Why not? And as long as they're undertaking the impossible, why not gather 20 actors onstage in The Kitchen to artfully toss dishes around, or fashion towering, delicately balanced sculptures from cooking implements? Risk is the element we all must learn to breathe these days, and it's the stuff of this piece.

This is the sort of production you don't want to explain too much, but simply tell people, check it out. Watching The Kitchen is like having your eyes massaged: They're rhythmically stimulated by a large ensemble of bodies moving in time, twirling, marching, chopping, stirring, and throwing things constantly. In short, this is astounding physical comedy without a net (and it's accompanied by some excellent live accordion music).

The set is a restaurant kitchen complete with commercial ovens, a punch clock (which never moves), and innumerable funny-looking cooking tools. Here, an ethnic smorgasbord of workers makes crappy food for faceless patrons, pushing their bodies and minds to the limit twice a day every day, for lunch and for dinner, for their whole lives. "It gets worse but you get used to it," a newcomer is told. In the course of gearing up for the lunchtime blitz, we discover things about these characters--mostly that their lives are pretty much their work. Among an overall strong cast, Stephen Epp, Alejandro Aguilera, Joel Spence, and Luverne Seifert are standouts as, respectively, a Jewish pastry chef, his swishy Latin cohort, a cocky Italian dude, and a crass German neanderthal.

Wesker's play was originally a social protest against the deadening effects of assembly line-style labor, and it still works that way, despite Jeune Lune's brilliant choreographic take. Underneath the dancing, the singing, the comedy, and the aerial ballet of dishes, there's a profound sense of loss--both of individual potential and of meaningful personal connections. Everyone here hates their work, but no one can seem to throw a wrench in the cogs.

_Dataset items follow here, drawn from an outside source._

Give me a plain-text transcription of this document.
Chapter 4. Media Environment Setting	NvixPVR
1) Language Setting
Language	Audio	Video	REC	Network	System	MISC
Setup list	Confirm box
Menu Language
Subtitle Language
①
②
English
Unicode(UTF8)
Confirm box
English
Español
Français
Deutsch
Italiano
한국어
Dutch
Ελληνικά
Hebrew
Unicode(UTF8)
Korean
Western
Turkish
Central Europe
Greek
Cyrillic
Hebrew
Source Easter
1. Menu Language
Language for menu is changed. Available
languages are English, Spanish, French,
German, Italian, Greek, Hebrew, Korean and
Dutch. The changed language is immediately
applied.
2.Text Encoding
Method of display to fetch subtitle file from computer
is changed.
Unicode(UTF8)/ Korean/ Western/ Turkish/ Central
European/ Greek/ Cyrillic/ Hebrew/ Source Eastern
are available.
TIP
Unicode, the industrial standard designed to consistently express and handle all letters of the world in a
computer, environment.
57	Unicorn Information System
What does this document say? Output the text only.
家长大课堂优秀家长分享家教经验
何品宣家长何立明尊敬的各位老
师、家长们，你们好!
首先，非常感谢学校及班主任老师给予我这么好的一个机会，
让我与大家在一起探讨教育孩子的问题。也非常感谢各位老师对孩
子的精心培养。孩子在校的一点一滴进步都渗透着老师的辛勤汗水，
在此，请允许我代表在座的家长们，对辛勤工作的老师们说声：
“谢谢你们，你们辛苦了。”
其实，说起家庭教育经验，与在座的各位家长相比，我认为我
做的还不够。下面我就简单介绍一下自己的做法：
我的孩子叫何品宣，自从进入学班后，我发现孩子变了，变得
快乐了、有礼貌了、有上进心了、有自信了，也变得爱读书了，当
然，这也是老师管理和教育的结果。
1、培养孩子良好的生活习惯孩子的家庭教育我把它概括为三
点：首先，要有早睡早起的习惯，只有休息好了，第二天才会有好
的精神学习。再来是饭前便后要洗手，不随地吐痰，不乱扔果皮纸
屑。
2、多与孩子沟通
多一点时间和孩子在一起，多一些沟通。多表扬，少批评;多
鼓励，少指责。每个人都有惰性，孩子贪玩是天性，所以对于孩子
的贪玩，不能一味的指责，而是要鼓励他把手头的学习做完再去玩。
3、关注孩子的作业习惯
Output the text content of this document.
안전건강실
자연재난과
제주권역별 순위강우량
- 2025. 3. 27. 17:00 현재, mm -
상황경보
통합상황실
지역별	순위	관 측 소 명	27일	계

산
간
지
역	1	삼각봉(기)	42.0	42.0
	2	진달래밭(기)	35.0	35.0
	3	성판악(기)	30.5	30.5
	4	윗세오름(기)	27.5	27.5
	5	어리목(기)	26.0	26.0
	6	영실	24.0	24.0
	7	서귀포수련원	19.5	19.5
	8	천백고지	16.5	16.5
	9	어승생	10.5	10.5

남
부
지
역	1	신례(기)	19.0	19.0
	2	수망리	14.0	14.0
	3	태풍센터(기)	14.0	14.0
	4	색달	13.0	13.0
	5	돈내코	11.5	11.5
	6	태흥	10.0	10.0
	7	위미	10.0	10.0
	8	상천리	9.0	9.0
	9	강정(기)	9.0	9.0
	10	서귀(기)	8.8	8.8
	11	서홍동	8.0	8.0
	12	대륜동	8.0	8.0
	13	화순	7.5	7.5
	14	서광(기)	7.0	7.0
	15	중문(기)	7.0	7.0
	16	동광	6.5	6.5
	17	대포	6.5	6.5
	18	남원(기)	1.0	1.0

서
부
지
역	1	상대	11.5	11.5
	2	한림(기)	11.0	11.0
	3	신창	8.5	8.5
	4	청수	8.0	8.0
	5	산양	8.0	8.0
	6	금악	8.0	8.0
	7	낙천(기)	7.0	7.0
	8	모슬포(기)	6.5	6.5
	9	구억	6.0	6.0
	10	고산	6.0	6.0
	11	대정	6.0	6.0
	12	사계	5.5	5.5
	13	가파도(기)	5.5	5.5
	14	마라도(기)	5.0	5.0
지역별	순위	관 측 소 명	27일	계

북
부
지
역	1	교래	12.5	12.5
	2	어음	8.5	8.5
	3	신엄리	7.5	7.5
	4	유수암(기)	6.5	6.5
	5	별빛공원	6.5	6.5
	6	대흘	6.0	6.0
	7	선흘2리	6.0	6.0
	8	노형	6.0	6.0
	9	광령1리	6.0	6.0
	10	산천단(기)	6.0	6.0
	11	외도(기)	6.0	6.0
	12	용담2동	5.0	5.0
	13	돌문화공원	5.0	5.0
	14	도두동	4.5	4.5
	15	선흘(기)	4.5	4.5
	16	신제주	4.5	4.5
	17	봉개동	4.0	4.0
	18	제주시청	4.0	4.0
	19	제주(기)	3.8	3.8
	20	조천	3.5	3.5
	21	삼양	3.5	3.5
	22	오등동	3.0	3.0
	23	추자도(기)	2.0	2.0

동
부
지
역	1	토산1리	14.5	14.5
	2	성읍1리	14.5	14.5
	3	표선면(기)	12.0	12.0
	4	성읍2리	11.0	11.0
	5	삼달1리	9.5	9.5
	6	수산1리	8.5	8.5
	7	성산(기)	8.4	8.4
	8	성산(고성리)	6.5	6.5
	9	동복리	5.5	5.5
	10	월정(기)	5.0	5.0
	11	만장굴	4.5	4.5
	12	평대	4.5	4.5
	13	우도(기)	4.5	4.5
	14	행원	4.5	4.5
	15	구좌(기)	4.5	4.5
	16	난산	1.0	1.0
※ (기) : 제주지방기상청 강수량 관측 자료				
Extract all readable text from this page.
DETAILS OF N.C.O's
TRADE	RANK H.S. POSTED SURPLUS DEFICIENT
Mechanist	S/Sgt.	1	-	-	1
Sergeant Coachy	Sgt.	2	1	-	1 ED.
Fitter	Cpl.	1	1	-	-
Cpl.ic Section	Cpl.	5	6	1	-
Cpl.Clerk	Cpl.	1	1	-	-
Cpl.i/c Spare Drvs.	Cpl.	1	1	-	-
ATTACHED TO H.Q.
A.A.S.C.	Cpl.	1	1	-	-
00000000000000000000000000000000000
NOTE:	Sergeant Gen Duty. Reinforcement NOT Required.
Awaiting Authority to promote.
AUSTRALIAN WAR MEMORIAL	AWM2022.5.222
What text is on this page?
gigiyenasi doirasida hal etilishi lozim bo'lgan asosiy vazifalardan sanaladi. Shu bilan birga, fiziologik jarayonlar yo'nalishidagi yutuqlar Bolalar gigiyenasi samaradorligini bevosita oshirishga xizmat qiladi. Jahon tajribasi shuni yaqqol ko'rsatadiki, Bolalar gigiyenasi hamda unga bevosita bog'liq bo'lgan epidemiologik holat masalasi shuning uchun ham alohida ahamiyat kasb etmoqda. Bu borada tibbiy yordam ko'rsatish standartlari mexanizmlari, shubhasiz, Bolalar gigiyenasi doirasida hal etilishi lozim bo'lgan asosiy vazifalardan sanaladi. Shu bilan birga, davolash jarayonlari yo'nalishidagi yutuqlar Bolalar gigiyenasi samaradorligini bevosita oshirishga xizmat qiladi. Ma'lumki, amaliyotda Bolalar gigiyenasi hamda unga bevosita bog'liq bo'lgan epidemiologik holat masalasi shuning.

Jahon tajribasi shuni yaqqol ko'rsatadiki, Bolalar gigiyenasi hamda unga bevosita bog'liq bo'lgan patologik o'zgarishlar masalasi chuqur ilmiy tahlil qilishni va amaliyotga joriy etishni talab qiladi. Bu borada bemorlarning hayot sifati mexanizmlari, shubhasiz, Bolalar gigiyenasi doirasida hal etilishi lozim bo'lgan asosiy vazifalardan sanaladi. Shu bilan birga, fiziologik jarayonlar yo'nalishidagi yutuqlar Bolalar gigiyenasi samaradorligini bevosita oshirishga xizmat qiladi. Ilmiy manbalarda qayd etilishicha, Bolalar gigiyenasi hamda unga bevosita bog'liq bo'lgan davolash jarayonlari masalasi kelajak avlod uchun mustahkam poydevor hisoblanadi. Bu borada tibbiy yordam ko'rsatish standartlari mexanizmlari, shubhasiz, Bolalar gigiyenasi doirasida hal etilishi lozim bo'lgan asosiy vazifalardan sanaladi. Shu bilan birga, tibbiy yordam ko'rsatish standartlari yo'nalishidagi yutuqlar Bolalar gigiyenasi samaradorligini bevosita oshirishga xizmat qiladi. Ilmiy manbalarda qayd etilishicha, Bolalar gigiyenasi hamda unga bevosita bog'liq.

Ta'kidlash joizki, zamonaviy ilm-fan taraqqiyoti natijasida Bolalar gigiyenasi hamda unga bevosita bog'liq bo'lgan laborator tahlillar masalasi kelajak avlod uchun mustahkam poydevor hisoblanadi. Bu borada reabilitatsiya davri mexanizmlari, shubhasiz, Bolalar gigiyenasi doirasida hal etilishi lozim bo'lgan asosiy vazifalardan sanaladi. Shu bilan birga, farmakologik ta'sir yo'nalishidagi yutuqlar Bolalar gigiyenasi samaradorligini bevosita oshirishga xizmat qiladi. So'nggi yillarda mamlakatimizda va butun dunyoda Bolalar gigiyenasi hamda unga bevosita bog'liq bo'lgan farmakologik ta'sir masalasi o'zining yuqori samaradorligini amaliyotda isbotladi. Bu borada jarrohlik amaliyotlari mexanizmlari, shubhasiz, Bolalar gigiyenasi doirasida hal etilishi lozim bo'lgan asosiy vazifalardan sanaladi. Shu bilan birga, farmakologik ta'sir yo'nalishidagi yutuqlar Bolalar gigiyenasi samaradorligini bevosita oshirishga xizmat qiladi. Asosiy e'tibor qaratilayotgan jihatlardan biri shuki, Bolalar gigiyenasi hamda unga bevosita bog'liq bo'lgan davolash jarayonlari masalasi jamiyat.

Of course, given current labor conditions, that's as relevant today as it was in the '50s, when the play was written. Watching the Jeune Lune troupe, it's clear that what enabled them to produce this play was quite the opposite of the conditions in The Kitchen: an environment in which imagination, thought, and individuality are valued--in fact, required. It's fun to watch and it's flat-out inspiring.